Ao falarmos sobre esses marcos, é importante que se atente para um detalhe: quando a OMS reconheceu oficialmente não haver qualquer doença na homossexualidade, tal questão já estava posta e superada do ponto de vista científico, mas o estigma presente no imaginário social seguia atuando (como ainda atua) para encobrir uma verdade inconveniente, a de que a diversidade existe e é legítima.
Essa talvez seja uma grande lição do 17 de Maio aos movimentos sociais contemporâneos, demonstrando que o óbvio precisa ser dito e que as transformações sociais não se darão sem a organização política do nosso povo. Por ocasião do show de Lady Gaga em Copacabana, pudemos ver como uma legião de fãs marcadamente LGBTI+ ainda se conectam profundamente com a mensagem de autoaceitação propagada pela artista, mesmo nascidos na geração pós-“despatologização”.
Sem dúvida, os chamados Little Monsters (monstrinhos) desenvolveram um notável senso de comunidade para além da música, permanecendo ligados de alguma forma pelo sentimento de pertença ao universo do “estranho” e “desajustado”, ressignificando o tom pejorativo destes termos na medida em que cantam a transformação da vergonha em orgulho das suas singularidades.
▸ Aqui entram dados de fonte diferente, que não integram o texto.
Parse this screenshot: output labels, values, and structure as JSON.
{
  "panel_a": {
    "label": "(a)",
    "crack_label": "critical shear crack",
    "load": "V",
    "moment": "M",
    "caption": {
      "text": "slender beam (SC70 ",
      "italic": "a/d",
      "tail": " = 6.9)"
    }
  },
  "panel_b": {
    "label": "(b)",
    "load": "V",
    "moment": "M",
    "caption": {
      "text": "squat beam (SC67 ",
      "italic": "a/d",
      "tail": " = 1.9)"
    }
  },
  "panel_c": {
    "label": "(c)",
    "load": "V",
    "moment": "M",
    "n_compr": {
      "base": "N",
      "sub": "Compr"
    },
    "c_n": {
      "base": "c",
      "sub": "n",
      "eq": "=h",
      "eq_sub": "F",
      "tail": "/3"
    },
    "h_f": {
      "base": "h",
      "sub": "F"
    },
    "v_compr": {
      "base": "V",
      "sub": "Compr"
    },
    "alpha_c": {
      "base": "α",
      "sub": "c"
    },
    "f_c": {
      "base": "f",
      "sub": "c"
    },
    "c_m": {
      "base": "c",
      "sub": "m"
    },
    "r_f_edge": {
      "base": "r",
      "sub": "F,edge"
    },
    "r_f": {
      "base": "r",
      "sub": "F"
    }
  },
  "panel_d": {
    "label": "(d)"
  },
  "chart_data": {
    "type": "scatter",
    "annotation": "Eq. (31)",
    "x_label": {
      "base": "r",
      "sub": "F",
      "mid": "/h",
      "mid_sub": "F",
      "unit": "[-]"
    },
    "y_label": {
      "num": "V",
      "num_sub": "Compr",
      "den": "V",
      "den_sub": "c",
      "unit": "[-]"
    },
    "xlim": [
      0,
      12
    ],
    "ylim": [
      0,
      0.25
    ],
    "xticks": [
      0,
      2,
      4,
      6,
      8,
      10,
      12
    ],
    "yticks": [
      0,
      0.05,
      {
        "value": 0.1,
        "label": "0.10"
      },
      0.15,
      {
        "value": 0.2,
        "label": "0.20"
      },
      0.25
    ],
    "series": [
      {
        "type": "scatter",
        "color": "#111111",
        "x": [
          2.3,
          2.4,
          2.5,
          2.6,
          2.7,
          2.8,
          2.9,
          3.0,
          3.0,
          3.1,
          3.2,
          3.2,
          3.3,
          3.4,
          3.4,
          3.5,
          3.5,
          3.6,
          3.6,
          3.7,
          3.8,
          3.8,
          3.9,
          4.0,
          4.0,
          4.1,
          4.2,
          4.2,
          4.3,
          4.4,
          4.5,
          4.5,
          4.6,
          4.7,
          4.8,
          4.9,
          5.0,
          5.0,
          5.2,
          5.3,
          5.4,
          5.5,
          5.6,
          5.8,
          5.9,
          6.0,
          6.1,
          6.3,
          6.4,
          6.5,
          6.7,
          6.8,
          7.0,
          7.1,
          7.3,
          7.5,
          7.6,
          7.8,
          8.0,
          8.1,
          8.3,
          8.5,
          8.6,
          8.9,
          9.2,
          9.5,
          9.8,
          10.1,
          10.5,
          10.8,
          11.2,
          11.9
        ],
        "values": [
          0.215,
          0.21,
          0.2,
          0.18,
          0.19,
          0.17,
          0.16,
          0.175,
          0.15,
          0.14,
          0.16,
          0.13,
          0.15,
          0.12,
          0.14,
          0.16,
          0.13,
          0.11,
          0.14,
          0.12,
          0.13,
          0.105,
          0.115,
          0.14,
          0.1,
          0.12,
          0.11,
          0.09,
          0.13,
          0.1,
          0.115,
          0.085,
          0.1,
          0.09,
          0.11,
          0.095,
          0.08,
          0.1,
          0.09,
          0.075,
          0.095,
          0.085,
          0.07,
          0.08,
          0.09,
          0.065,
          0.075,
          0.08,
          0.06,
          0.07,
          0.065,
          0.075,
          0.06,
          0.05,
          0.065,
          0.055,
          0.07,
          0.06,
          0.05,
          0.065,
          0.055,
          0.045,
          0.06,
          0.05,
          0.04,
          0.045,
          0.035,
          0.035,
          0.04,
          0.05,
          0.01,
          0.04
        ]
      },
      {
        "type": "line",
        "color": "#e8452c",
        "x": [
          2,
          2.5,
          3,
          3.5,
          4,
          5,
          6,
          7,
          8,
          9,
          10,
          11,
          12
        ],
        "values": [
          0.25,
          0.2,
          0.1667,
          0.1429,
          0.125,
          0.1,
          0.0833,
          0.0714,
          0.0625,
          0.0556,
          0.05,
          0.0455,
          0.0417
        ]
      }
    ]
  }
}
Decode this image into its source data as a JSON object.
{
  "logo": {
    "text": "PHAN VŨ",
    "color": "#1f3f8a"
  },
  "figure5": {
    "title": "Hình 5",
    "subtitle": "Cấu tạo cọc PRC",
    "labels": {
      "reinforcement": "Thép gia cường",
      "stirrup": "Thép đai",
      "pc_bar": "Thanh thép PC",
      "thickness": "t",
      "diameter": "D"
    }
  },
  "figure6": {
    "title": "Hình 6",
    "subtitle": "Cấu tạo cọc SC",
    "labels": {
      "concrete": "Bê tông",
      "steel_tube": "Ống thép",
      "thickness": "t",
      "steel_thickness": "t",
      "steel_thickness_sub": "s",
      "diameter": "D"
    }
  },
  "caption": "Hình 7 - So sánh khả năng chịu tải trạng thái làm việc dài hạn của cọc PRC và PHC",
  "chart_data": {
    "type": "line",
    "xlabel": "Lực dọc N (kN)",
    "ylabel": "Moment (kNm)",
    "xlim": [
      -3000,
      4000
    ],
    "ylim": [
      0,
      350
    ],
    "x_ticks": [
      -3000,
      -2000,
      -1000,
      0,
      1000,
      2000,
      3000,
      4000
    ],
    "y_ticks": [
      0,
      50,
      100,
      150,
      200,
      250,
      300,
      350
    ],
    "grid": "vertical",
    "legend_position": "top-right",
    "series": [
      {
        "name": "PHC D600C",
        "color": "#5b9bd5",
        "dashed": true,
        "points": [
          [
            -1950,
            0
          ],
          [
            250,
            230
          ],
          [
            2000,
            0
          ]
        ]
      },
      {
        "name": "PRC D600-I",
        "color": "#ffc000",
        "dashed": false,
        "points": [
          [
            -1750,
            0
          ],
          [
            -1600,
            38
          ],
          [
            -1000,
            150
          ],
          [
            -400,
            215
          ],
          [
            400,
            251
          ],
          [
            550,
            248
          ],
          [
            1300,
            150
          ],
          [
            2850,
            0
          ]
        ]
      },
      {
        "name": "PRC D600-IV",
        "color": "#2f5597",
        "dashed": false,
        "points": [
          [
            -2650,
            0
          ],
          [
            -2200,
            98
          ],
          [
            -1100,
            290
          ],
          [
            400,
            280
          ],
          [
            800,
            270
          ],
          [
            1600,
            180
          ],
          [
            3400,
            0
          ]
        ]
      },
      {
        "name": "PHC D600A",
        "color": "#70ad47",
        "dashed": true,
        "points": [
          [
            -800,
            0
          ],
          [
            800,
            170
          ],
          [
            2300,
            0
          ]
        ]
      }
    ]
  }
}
Tal correlação é tão forte que, não por acaso, grupos terroristas anti-LGBTI+ organizaram um atentado à bomba para este show. Por sorte, tal plano foi interceptado e frustrado pela Polícia brasileira.
Mais de três décadas após aquele maio de 1993, fatos como esse e, de modo geral, o avanço da extrema direita no mundo, nos mostram que a pauta pró-diversidade precisa adentrar a ordem do dia, que o combate à discriminação é urgente e que o 17 de Maio segue sendo importante para a visibilidade dos movimentos sociais LGBTI+.
Como vimos, algumas conquistas ainda levam tempo, luta e vontade política para se traduzirem em mudanças efetivas em nossas vidas. Ainda precisamos construir um lugar seguro para nós. Little Monsters do mundo todo, levantem as suas garras!
*Esse texto reflete, exclusivamente, a opinião da autora.